Bill Clinton takes center stage Tuesday at the Democratic National Convention, tasked with reassuring the faithful that his wife Hillary is the candidate best suited to stop Donald Trump in November.
After a contentious opening day in which many raucous and devoted Bernie Sanders supporters refused to acknowledge the inevitability of Clinton becoming their flagbearer, the former president in chief will seek to heal the party's divisions and bring about the unity it craves.
Before her husband delivers the keynote address for Day 2, the convention's 4,764 delegates will hold their roll call vote to formally anoint Clinton as their nominee -- a historic moment that will make her the first woman to serve as flagbearer of a major US party.
A dose of political theater could be in store, however, as Clinton's chief Democratic primary rival Sanders was seeking to place his name in nomination during Tuesday's vote.
If successful, such a move could serve as a powerful reminder of the impact that Sanders has had on the campaign and would likely fuel Sanders delegates' argument that there is one final, last-gasp effort to derail the Clinton express.
The convention's opening day reflected a startling amount of discord within the party, which had sought to show far more unity than their Republican counterparts. Boos and jeers from disgruntled Sanders supporters tainted the session.
Michelle Obama appeared to soothe some of the Sanders zealots, as she delivered a heartfelt endorsement from one first lady to another and hailing the inspirational power of possibly having a first female US president.
"In this election, I'm with her," Obama said.
She offered a thinly veiled jab at Trump while discussing how her family has had to adapt to the shrill tone of today's politics.
"We insist that the hateful language they hear from public figures on TV does not represent the true spirit of this country," the first lady said in a message that Democrats will hope resonates with fathers and mothers voting in November.

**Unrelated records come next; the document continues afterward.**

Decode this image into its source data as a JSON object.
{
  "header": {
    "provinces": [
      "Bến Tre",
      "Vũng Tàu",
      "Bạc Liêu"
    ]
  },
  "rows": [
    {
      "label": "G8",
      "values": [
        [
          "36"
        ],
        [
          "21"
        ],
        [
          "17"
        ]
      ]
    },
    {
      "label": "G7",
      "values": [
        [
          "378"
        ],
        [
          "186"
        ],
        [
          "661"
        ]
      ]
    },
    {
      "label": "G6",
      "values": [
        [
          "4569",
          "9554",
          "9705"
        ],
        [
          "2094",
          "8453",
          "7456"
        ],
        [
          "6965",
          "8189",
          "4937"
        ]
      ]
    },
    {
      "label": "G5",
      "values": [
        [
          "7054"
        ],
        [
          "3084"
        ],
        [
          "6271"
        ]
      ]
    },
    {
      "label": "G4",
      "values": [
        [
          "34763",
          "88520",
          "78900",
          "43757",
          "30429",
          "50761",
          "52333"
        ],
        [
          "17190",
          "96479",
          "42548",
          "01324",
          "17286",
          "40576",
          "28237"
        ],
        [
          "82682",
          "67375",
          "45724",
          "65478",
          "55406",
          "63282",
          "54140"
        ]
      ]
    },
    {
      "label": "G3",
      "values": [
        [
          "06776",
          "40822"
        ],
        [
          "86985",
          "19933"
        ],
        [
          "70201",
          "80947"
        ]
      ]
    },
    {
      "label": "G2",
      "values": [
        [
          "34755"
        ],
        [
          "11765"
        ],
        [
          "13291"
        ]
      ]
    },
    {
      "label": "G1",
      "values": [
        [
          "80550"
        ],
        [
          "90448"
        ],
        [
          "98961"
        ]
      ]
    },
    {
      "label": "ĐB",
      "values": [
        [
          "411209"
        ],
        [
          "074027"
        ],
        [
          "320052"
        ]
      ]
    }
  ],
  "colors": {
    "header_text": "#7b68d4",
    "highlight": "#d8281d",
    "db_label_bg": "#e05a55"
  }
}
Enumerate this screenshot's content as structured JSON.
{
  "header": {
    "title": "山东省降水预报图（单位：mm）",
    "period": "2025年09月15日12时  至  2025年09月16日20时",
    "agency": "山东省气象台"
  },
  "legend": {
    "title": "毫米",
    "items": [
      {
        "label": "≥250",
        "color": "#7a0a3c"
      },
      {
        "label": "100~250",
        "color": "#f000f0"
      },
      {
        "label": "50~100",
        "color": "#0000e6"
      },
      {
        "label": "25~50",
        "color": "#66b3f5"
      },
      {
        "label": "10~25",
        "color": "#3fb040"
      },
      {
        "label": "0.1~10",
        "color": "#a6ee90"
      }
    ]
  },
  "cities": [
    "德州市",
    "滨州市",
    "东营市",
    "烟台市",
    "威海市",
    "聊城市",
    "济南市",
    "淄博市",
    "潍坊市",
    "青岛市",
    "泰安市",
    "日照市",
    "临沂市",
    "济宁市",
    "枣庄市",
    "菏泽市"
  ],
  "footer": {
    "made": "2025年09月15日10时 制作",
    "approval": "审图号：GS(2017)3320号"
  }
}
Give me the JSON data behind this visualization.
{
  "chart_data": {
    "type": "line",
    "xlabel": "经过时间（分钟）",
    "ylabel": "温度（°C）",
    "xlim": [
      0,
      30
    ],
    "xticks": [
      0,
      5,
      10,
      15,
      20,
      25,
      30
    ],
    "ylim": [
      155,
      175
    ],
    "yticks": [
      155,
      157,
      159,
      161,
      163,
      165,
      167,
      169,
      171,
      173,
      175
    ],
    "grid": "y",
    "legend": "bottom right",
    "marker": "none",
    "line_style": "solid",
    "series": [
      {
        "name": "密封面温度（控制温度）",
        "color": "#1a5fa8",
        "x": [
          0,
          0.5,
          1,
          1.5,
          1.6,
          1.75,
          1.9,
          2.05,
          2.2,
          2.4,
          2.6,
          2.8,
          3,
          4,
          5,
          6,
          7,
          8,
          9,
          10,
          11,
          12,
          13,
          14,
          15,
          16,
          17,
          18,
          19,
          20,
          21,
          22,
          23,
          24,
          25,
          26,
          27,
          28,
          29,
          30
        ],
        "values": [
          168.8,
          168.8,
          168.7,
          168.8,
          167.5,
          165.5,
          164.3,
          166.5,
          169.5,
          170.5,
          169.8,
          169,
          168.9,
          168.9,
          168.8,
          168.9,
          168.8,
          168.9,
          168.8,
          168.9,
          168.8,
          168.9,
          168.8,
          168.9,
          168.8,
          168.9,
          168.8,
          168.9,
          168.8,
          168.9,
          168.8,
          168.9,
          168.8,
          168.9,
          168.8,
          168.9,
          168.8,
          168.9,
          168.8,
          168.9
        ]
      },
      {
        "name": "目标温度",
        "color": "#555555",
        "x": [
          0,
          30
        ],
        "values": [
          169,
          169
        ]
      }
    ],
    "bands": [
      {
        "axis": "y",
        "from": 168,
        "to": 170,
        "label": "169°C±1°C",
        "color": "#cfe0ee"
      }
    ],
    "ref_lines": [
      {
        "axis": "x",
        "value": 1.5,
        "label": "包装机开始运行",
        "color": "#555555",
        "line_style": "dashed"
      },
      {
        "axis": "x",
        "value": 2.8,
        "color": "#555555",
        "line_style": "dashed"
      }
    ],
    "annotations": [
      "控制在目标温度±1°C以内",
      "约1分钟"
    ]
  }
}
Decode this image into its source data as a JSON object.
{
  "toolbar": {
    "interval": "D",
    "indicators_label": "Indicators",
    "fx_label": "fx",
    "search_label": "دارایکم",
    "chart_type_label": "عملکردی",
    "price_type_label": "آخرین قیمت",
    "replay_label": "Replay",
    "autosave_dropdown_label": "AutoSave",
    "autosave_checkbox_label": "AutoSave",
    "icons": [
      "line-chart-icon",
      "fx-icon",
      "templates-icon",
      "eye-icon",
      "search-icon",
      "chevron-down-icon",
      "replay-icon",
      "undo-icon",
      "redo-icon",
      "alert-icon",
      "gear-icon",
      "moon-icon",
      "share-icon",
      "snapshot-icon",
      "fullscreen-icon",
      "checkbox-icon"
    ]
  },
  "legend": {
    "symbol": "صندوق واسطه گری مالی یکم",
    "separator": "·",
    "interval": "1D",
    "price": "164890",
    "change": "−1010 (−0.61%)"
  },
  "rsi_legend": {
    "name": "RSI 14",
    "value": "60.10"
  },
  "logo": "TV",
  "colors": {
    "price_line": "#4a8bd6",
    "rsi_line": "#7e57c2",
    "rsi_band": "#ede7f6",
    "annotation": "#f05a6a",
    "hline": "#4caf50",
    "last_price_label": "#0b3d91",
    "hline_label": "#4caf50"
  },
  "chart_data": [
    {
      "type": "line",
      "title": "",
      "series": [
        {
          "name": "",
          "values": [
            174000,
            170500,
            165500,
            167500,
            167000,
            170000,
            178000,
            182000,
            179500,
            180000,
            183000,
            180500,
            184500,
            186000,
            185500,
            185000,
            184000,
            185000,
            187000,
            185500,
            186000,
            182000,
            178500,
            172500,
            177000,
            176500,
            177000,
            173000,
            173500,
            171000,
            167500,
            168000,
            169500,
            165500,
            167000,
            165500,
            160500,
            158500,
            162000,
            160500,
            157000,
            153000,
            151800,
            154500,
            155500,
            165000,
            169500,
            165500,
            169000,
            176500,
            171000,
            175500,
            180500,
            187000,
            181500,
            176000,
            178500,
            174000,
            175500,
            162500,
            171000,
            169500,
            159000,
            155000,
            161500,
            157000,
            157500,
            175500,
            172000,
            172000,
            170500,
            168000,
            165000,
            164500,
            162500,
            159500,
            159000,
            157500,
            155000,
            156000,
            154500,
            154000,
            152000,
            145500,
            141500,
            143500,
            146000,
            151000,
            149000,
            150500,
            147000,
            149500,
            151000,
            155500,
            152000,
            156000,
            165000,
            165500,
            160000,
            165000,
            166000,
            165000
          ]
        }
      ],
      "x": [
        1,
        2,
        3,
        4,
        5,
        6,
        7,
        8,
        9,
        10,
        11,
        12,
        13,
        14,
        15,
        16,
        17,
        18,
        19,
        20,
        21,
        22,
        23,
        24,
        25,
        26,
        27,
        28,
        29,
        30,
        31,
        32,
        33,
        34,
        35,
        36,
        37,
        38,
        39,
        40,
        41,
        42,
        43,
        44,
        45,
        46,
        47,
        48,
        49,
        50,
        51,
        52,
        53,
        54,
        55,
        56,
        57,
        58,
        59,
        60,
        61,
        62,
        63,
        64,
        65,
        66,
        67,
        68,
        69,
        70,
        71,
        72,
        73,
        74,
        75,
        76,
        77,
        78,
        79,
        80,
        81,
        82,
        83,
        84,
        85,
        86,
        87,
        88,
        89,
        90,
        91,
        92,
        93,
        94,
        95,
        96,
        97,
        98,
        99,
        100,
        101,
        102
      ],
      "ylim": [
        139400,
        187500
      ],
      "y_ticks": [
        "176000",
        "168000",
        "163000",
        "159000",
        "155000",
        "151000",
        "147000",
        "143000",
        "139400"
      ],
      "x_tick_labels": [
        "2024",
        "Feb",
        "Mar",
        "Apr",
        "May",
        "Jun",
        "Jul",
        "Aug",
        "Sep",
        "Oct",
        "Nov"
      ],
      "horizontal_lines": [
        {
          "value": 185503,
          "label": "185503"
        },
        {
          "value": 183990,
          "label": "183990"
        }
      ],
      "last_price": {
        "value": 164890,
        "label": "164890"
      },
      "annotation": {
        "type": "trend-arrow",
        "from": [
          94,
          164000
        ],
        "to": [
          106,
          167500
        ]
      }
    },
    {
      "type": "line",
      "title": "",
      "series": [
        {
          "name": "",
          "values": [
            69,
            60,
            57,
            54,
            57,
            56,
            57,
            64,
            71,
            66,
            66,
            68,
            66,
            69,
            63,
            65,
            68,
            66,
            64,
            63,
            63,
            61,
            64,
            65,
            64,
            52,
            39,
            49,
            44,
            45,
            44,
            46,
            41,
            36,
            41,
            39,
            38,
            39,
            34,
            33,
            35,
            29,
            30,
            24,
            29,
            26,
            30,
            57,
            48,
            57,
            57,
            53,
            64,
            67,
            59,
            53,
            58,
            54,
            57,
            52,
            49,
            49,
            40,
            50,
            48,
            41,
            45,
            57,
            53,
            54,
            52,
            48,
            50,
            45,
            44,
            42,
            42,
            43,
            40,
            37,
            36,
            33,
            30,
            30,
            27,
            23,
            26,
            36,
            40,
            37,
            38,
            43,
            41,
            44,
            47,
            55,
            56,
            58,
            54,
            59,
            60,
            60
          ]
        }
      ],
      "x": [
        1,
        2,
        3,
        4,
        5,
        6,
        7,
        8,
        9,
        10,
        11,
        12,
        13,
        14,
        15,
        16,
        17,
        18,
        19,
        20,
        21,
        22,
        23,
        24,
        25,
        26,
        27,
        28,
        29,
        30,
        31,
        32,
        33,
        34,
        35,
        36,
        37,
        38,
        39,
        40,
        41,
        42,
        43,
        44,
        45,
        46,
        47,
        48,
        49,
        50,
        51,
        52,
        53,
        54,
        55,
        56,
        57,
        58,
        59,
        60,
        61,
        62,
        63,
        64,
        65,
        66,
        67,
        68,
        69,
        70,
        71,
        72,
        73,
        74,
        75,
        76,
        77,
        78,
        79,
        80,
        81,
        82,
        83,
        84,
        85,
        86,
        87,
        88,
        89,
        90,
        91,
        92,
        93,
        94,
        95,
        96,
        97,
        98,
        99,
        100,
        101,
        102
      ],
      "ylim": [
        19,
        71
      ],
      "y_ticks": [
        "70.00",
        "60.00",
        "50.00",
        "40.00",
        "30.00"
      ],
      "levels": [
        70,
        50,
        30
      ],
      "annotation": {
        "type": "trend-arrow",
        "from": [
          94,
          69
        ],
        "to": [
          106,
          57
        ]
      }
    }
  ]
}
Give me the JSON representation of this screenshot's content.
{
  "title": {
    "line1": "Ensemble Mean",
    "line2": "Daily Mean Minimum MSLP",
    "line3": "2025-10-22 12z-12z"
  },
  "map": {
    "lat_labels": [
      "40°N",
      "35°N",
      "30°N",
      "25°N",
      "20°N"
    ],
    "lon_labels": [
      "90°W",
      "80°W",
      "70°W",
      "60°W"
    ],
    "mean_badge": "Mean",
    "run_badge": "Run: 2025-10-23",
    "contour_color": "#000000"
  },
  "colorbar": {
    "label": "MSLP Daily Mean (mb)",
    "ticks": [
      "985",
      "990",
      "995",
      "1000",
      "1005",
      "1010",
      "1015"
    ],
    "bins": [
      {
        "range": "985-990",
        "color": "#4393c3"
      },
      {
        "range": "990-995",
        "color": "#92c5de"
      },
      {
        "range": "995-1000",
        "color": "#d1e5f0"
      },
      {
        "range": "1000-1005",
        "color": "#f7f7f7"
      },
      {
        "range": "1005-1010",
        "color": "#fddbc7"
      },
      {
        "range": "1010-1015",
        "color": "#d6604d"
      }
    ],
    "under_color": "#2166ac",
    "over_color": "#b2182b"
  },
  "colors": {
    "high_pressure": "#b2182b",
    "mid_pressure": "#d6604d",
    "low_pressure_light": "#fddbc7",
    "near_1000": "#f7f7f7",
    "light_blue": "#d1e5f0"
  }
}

"Our motto is, 'when they go low, we go high.'"
The passionate delivery prompted her husband Barack Obama, who addresses the convention on Wednesday, to tweet his appreciation of her "incredible speech."
"Couldn't be more proud & our country has been blessed to have her as FLOTUS," he posted on Twitter.
"I love you, Michelle."
Sanders had called on his flock to get behind Clinton twice on Monday before his primetime endorsement speech.
That included a text message to supporters asking them not to protest on the floor of the convention, as a "personal courtesy" to him.
But Sanders' self-styled "political revolution" appeared to have transformed into a revolt.
Sanders himself was booed by some sections of the audience when he told the crowd: "Hillary Clinton will make an outstanding president and I am proud to stand with her tonight."
Michigan delegate Charles Niswander, 28, said he and other Sanders delegates would never line up behind Clinton.
"None of them want her. The people who voted for Bernie," Niswander said.
The party is reeling from leaked Democratic National Committee emails which show nominally neutral party staff trying to undermine Sanders' campaign and questioning his Jewish faith.
WikiLeaks at the weekend released nearly 20,000 emails from between January 2015 and May 2016, gleaned by hackers who apparently raided the accounts of seven DNC leaders.
The Federal Bureau of Investigation said it was investigating the "cyber intrusion," which the Clinton campaign blamed on Russian hackers it said are bent on helping Trump.
Sanders lost to Clinton in the primary handily. But the scandal has angered his already embittered supporters, who believe the deck was stacked against them.
The boos and jeers inside the convention suggested there was much healing still to be done.
"There is obviously more than four days' work necessary to heal all the wounds, and everybody accepts that," said Clinton delegate Josep Carlson, 64, of Massachusetts.
Bill Clinton's highly anticipated address could jump-start that process.
The 69-year-old Democratic icon, while no longer the charismatic speaker he once was, remains a powerful force on the national stage.
He has played such a role before. At the 2012 Democratic convention, he delivered closing arguments for why Barack Obama should be re-elected, a voice of experience explaining Obama's policies in clear, cogent detail and why he felt Republican policies were failing.